Clorox’s performance has shown a decline, with a year-to-date (YTD) drop of 14.8% leading into the company’s financial results announcement. This contrasts with the Consumer Staples Select Sector SPDR Fund (XLP), which has seen an increase of 3.7%, and the broader Household and Personal Care (HPC) sector, which has experienced a less severe decline of 4.3%. According to Wells Fargo, Clorox’s valuation has retreated during this period. Despite market volatility, InvestingPro analysis highlights Clorox’s impressive 48-year streak of consecutive dividend increases, with a current dividend yield of 3.5%.
Despite the current lower valuation, Wells Fargo does not view it as a catalyst for the stock at this time. The analysts believe that the current level of category consumption is not typical and could improve. However, they note that until there is greater clarity on the company’s business model and its top-line growth prospects leading into the fiscal year 2026, the low valuation alone does not appear to be a driving factor for the stock.

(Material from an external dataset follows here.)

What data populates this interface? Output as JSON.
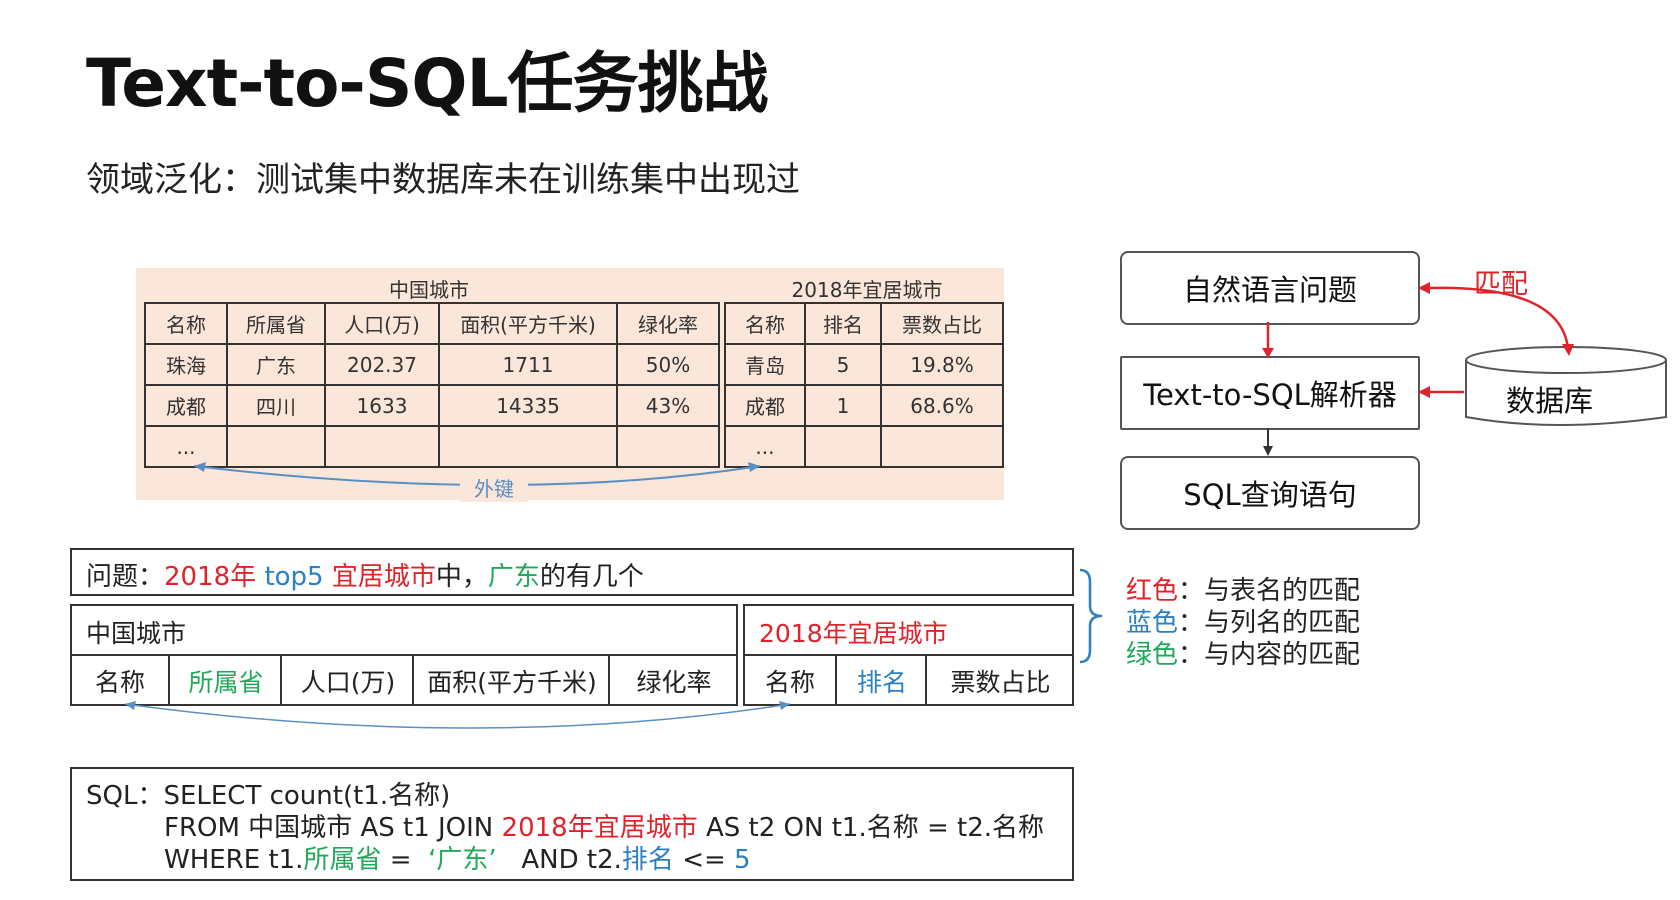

The Wells Fargo team’s assessment reflects a cautious stance on Clorox, acknowledging that while there is potential for improvement in consumption patterns, investors may need more substantial data and trends to consider the stock’s valuation as an opportunity. The analysts’ commentary underscores the need for improved visibility into Clorox’s future performance before the stock’s current valuation can be seen as an attractive entry point for investors.
In other recent news, Clorox Company reported its third-quarter earnings for fiscal 2025, revealing both earnings per share (EPS) and revenue figures that fell short of analyst expectations. The company posted an EPS of $1.45, missing the forecasted $1.57, and revenue of $1.67 billion, below the expected $1.73 billion. In response to these results, several financial firms have adjusted their outlooks on Clorox. JPMorgan lowered its price target to $144 from $151, maintaining a Neutral rating, while Evercore ISI cut its target to $140 from $150, keeping an Underperform rating. Goldman Sachs also revised its target to $134 from $138 and retained a Sell rating.
These revisions reflect concerns about Clorox’s sales outlook, which has been impacted by decelerating consumer demand and retailer destocking. The company’s management has adjusted its full-year organic sales growth forecast to 4-5%, down from the previously projected 4-7%. Despite these challenges, Clorox’s gross margin expanded by approximately 240 basis points, reaching 44.6%, largely due to cost-saving measures. However, high operating expenses contributed to the earnings miss. Analysts have expressed caution regarding Clorox’s revised sales guidance, with expectations that retailers might continue to reduce inventory levels amid weaker consumer spending.